По мнению некоторых исследователей, участие в погромах рабочих объяснялось не только консервативными настроениями определенной их части, антиеврейскими предубеждениями или просто желанием пограбить. Многие рабочие были разочарованы результатом всеобщей забастовки, которая не привела к улучшению их материального положения и плодами которой воспользовались «интеллигенты», агитаторы, среди которых было немало евреев. Рабочие чувствовали себя обманутыми, с другой стороны, они ощутили собственную силу и значительность. Поэтому их гнев обрушился на евреев, студентов, интеллигенцию[23]. Как бы то ни было, даже если не связывать погромы непосредственно с разочарованием в результатах всеобщей октябрьской стачки, очевидна связь массовых погромов с периодами революционного насилия.
Многие годы русская либеральная интеллигенция тешила себя иллюзией, что погромы были организованы правительством.

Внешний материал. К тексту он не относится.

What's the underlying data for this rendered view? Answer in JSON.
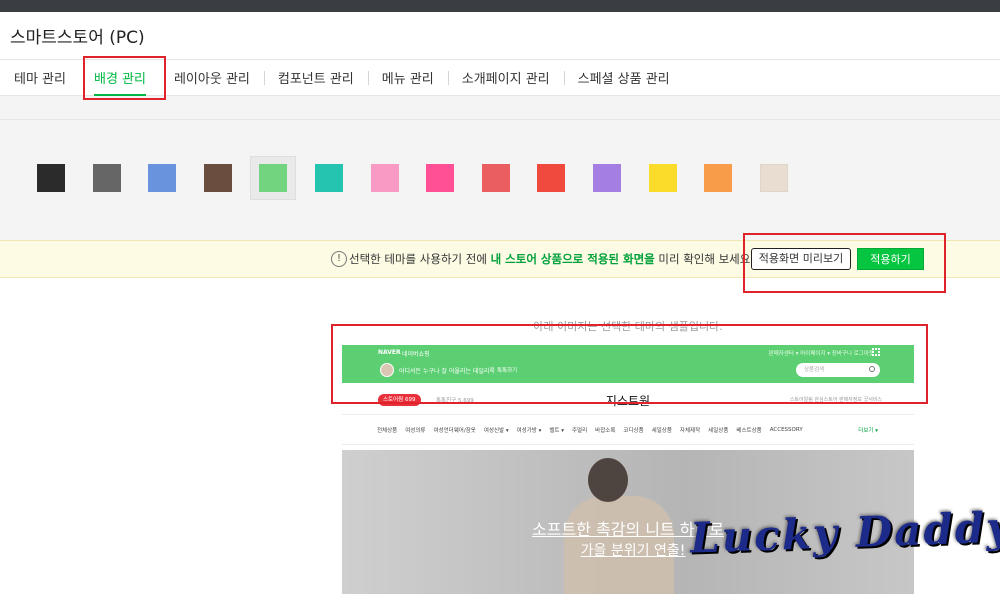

Как показывают исследования современных историков, грехи правительства общественное мнение сильно преувеличивало. Организацией погромов оно не занималось. Заметим, вынося за скобки соображения морали, что верхом неразумия со стороны властей было бы увеличивать хаос в стране, охваченной революционной смутой. Да и как «технически» это можно было сделать, если решение о подписании Манифеста 17 октября 1905 года было принято императором в последнюю минуту? Другое дело — антиеврейское законодательство, обвинения евреев в том, что они сами виноваты в своих бедствиях, поощрение крайне правых организаций, в том числе их прямое финансирование, непринятие каких-либо серьезных мер против антисемитской пропаганды, нежелание компенсировать материальные потери пострадавших от погромов, а также наказать со всей строгостью погромщиков и официальных лиц, допустивших погромы, — все это создавало атмосферу, в которой погромы смогли принять массовый характер[24]. Власти на местах нередко не предпринимали должных мер для пресечения погромов. Когда это было следствием растерянности, нехватки или ненадежности войск и полиции, а когда умысла — должно стать предметом специального исследования в каждом конкретном случае.
1905 год отчетливо показал, чем может обернуться свобода в стране, не имеющей ни демократических традиций, ни достаточно мощного «культурного слоя». События первой русской революции вызвали вопль ужаса у Михаила Гершензона, инициатора сборника «Вехи»: «Каковы мы есть, нам не только нельзя мечтать о слиянии с народом, — бояться его мы должны пуще всех казней власти и благословлять эту власть, которая одна своими штыками и тюрьмами еще ограждает нас от ярости народной»[25]. Гершензон предостерегал от «народолюбивых» иллюзий интеллигенцию; еще в большей степени эти предостережения относились к ее еврейской части.
Неполноправное положение евреев в царской России неизбежно толкало определенную часть еврейства в ряды революционеров; революция, наряду с долгожданным равенством, столь же неизбежно должна была принести российскому еврейству неисчислимые бедствия. Это был тупик, из которого не нашлось «правильного» выхода. Его поиски были оплачены кровью тысяч жертв. Похоже, искали то, чего не было.